Trial Begins For British Teacher

KHARTOUM, Sudan -- Riot police surrounded the building as a Sudanese court began proceedings Thursday in the case of a British teacher charged with inciting religious hatred -- a crime punishable by up to 40 lashes -- over letting her pupils name a teddy bear Muhammad.

Gillian Gibbons, in a dark jacket and blue skirt, was not handcuffed but looked tired as she walked into the courtroom in Khartoum, according to reporters inside before media were ordered out of the chamber. Outside, there was confusion as authorities barred British diplomats and Gibbons' employer from entering the building.

Sudan's prosecutor general, Salah Eddin Abu Zaid, said Gibbons, who could face six months in jail and a fine if convicted, will receive a "swift and fair trial."

The case sparked tensions between Sudan and Britain, the country's former colonial ruler.

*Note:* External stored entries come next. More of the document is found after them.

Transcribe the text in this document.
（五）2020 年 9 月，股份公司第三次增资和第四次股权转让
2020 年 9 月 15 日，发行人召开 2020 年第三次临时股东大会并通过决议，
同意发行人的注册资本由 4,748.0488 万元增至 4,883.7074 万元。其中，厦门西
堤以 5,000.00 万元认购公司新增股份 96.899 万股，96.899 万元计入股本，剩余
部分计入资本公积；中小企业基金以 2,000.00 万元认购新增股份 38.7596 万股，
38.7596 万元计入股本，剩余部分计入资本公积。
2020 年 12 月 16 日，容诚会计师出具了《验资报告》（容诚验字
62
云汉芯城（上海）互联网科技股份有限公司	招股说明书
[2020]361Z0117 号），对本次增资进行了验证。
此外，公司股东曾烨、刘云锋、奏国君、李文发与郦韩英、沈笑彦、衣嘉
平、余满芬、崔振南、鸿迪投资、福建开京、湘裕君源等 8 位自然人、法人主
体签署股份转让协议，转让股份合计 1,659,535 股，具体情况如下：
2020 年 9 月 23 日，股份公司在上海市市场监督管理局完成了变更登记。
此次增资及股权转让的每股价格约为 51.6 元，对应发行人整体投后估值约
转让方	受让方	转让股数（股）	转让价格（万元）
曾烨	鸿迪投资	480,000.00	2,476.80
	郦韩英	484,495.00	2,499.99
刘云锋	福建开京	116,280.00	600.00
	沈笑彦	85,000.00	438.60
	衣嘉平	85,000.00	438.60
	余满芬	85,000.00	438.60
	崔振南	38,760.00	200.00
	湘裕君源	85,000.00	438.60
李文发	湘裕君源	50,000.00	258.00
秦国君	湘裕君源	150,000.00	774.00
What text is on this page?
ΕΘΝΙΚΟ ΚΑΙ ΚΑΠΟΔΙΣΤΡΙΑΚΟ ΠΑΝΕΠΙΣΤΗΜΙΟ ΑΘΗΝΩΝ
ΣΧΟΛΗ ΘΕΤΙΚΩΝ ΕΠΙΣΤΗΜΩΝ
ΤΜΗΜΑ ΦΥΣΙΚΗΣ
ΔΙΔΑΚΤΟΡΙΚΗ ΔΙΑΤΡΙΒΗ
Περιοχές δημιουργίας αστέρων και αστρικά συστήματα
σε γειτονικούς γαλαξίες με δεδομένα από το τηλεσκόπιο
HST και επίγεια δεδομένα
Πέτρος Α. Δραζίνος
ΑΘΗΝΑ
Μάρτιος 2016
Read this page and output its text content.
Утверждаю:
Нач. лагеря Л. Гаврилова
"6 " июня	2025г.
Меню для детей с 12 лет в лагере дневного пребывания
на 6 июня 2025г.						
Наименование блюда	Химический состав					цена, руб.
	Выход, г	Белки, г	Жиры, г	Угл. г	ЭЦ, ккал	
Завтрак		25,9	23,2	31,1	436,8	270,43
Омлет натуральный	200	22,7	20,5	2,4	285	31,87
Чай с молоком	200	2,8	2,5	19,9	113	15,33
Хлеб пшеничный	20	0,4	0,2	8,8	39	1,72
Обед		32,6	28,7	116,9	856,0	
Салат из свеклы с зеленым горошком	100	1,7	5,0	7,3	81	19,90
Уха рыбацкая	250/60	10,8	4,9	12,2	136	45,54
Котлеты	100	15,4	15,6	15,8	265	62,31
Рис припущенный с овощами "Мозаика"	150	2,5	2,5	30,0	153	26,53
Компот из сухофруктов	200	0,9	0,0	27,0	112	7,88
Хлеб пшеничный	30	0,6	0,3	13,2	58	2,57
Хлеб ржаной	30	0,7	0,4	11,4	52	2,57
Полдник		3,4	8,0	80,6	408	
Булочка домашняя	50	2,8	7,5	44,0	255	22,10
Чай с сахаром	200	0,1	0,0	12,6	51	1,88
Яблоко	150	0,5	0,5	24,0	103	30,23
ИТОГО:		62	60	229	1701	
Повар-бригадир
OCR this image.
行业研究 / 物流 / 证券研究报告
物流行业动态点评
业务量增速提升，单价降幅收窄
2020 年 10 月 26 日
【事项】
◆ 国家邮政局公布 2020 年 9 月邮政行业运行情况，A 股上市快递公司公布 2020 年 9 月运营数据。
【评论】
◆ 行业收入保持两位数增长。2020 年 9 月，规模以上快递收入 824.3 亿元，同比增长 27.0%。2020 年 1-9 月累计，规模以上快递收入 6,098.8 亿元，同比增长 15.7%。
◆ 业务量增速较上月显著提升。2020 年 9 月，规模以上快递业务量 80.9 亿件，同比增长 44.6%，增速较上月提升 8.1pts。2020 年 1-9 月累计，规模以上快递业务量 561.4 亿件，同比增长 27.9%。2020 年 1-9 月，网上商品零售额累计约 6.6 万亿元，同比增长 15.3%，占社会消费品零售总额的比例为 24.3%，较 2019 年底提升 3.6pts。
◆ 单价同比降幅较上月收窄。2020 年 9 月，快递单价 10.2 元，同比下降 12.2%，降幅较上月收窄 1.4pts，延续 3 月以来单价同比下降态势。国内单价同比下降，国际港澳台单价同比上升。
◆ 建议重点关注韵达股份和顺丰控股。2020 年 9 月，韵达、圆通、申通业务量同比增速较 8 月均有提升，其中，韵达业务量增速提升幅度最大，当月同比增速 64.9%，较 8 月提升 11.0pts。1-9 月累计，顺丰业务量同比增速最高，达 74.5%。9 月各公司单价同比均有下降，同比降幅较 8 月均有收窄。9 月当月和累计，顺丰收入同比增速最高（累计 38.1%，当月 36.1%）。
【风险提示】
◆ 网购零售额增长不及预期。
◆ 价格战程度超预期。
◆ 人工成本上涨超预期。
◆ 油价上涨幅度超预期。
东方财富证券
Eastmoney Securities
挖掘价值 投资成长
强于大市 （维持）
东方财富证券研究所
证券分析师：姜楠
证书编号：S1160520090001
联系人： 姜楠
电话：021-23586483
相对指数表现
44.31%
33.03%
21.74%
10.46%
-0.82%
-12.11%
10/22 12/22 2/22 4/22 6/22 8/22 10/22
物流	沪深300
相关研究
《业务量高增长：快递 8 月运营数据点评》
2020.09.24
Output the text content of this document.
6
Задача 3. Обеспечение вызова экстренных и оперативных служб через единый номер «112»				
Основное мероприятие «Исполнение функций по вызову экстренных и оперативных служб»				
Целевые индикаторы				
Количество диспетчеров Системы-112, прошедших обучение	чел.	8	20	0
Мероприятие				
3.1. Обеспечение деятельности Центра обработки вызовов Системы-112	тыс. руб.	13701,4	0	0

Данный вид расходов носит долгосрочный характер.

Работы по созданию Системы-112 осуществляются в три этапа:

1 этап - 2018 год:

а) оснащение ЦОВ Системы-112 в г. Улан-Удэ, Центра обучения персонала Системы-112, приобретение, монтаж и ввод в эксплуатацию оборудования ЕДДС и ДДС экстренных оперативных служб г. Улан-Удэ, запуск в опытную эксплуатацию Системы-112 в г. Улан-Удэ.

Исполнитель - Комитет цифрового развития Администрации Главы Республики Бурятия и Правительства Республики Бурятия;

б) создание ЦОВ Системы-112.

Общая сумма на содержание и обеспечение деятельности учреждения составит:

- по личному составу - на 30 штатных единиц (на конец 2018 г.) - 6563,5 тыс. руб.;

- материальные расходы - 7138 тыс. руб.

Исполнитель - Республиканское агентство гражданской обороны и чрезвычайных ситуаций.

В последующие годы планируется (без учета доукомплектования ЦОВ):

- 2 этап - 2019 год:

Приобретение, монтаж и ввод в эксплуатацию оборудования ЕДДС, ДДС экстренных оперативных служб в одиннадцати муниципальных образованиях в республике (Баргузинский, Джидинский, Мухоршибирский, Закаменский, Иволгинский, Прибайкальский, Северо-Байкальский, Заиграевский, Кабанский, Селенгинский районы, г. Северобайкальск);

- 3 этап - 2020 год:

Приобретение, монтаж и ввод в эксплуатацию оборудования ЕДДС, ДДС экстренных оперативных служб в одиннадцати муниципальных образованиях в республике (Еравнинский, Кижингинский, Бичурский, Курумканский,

British Foreign Secretary David Miliband was meeting Thursday with Sudan's ambassador to inquire about the case.

"There is an innocent misunderstanding at the heart of this, not a criminal offense," Miliband told reporters.

Officials at the Unity High School, a private school where Gibbons teaches, say the teddy bear was part of a class project to teach her 7-year-old pupils about animals. She asked the students to name the bear and they chose the name Muhammad, a common name among Muslim men.